The court wasn’t just a place for the better-offs though. At times the king held audiences where peasants could appear before him and ask for protection against their local lords who were abusing them. The king used these public hearings to demonstrate his benevolence, Solomon-like wisdom, engender love between himself and his people, micromanage his nobles and teach those aristocrats present how to properly conduct themselves toward their vassals.

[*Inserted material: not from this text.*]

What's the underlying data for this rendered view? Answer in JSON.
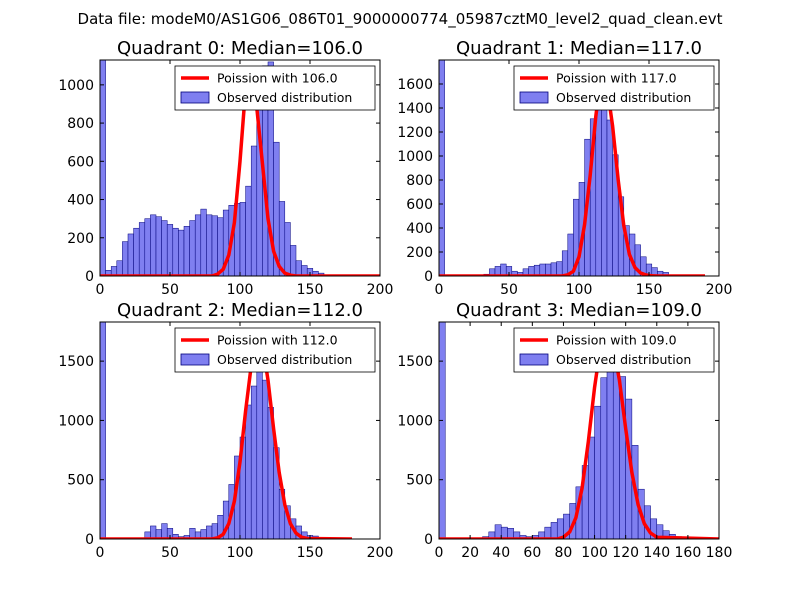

Court under Charlemagne began as a semi-fixed place. In the 770s Charlemagne’s court was often housed in tents or held at villas as he traveled frequently. In the 790s he stationed the court at his palace complex at Aachen where he spent most of his time. After the Treaty of Verdun there were 3 courts for 3 realms. Further divisions meant further courts. The decline of the Carolingian Empire brought with it a decline in the importance of the court and a subsequent magnification of the manor.
The Annals of Saint Bertin, Translated and annotated by Janet L Nelson, 1991.
Ed.s Sarah Rees Jones, Richard Marks and A.J. Minnis, Courts and Regions in Medieval Europe, 2000.
Matthew Innes and Simon MacLean, The Carolingian World, 2011.
Janet L. Nelson, Charles the Bald, 1992.